Beijing is taking advantage of beaten-down commodity prices to build its strategic reserves. China's imports of copper hit an all-time record for a fifth straight month in June, reaching 379,000-tons. Nickel imports, used to make stainless steel, also hit a record of 41,008 tons, up from 25,032 tons in May, and imports of aluminum hit 267,861 tons, helping to support the Baltic Dry Index.
News that China's economy rebounded to a +7.9% annualized growth rate in Q'2, up from +6.1% in the first quarter, got the attention of Aussie traders, who also closely track the direction of the Shanghai red-chip index. The Australian dollar advanced above 80-US-cents as commodities buoyed by a booming Chinese stock market. China's central bank is inflating its M2 money supply at a 28.5% annualized clip, in a brazen effort to re-inflate its stock market, and generate a paper trail of wealth.
Interest rate differentials also play a big part in influencing the Aussie dollar. The premium that traders receive from two-year Australian government debt over US Treasuries of the same maturity has widened to +310-basis points, the most since October.

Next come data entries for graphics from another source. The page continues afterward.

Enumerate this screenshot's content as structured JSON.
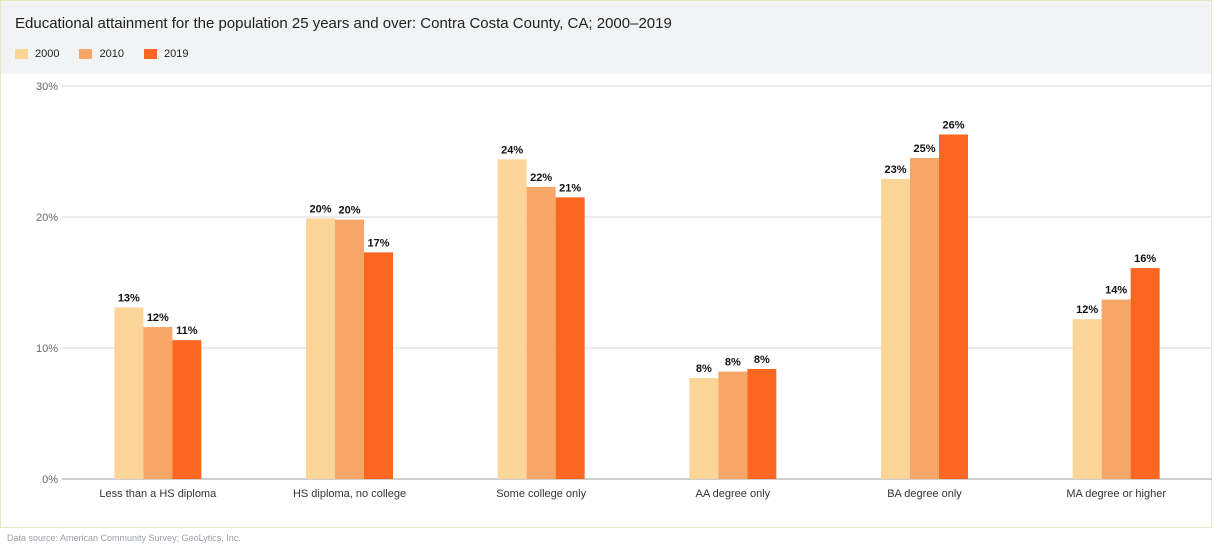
{
  "chart_data": {
    "type": "bar",
    "title": "Educational attainment for the population 25 years and over: Contra Costa County, CA; 2000–2019",
    "categories": [
      "Less than a HS diploma",
      "HS diploma, no college",
      "Some college only",
      "AA degree only",
      "BA degree only",
      "MA degree or higher"
    ],
    "series": [
      {
        "name": "2000",
        "color": "#fdd598",
        "values": [
          13.1,
          19.9,
          24.4,
          7.7,
          22.9,
          12.2
        ],
        "labels": [
          "13%",
          "20%",
          "24%",
          "8%",
          "23%",
          "12%"
        ]
      },
      {
        "name": "2010",
        "color": "#f6a767",
        "values": [
          11.6,
          19.8,
          22.3,
          8.2,
          24.5,
          13.7
        ],
        "labels": [
          "12%",
          "20%",
          "22%",
          "8%",
          "25%",
          "14%"
        ]
      },
      {
        "name": "2019",
        "color": "#fb6621",
        "values": [
          10.6,
          17.3,
          21.5,
          8.4,
          26.3,
          16.1
        ],
        "labels": [
          "11%",
          "17%",
          "21%",
          "8%",
          "26%",
          "16%"
        ]
      }
    ],
    "ylim": [
      0,
      30
    ],
    "yticks": [
      0,
      10,
      20,
      30
    ],
    "ytick_labels": [
      "0%",
      "10%",
      "20%",
      "30%"
    ],
    "grid": true,
    "legend": "top-left",
    "xlabel": "",
    "ylabel": ""
  },
  "source": "Data source: American Community Survey; GeoLytics, Inc."
}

The Aussie dollar is likely to maintain its wide interest rate advantage, after Fed chief Ben "Bubbles" Bernanke said on July 21st, "The Fed believes that a highly accommodative stance of monetary policy will be appropriate for an extended period," telegraphing a zero-percent fed funds rate into 2010.

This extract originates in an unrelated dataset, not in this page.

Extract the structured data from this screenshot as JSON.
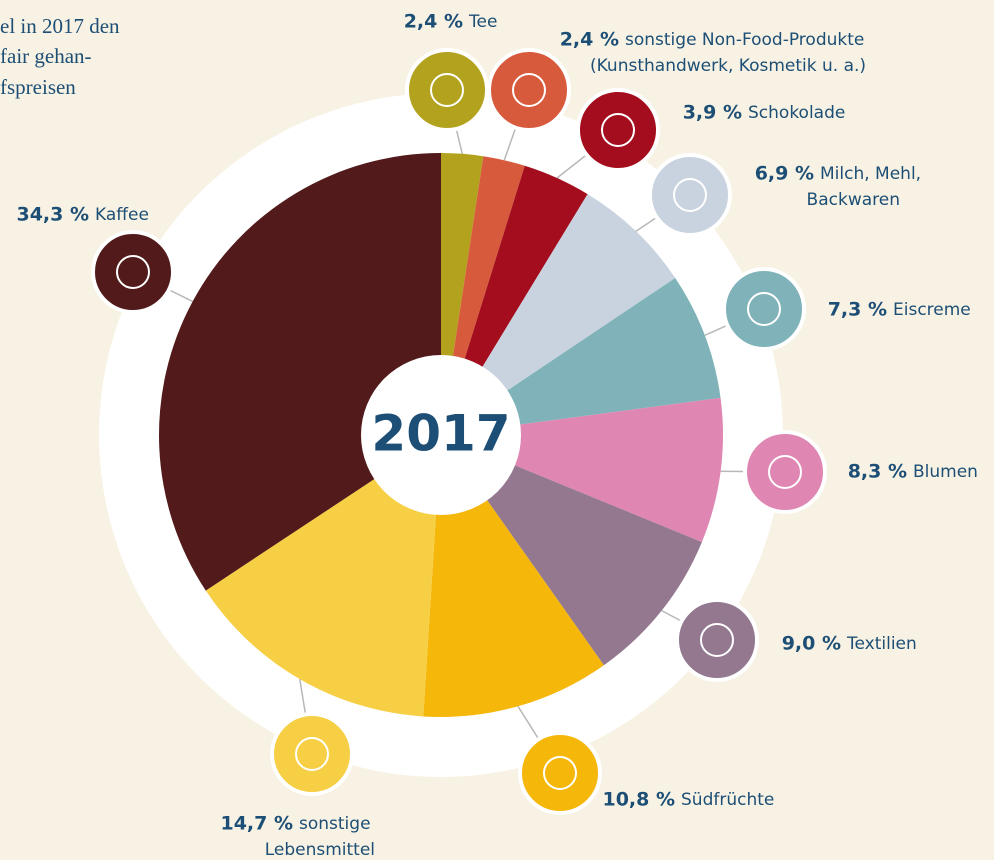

The Fed cut the fed funds rate to near zero and pumped $1.8-trillion into the banking system, which could ignite faster inflation once the economic recovery gains traction. "We will not allow the broad measures of money circulating in the economy to rise at a rapid enough rate that would eventually cause inflation," Bernanke vowed. But history shows that the Bernanke- Greenspan Fed will continue to keep interest rates pegged at ultra-low levels until huge bubbles have expanded in the commodity and stock markets. As in China, the US-central bank is also engaging in a clandestine attempt at jump starting the economy, by inflating housing and stock market values through explosive increases in the money supply.
The Reserve Bank of Australia (RBA) has proven itself a very astute currency trader. Having bought A$3.2-billion of Aussie dollars near 60-US-cents last October, the RBA booked a solid profit, after selling A$1.94-billion on the spot foreign exchange market near 80-cents during June, the largest monthly sale on record going back to 1995, and followed a hefty A$1.4-billion of net sales in May. The RBA's clandestine activities are fueling speculation that it's leaning against a further rise in the Aussie dollar's exchange rate above 80-cents. Such interventions however, are usually smoothing operations, and can't change a trend.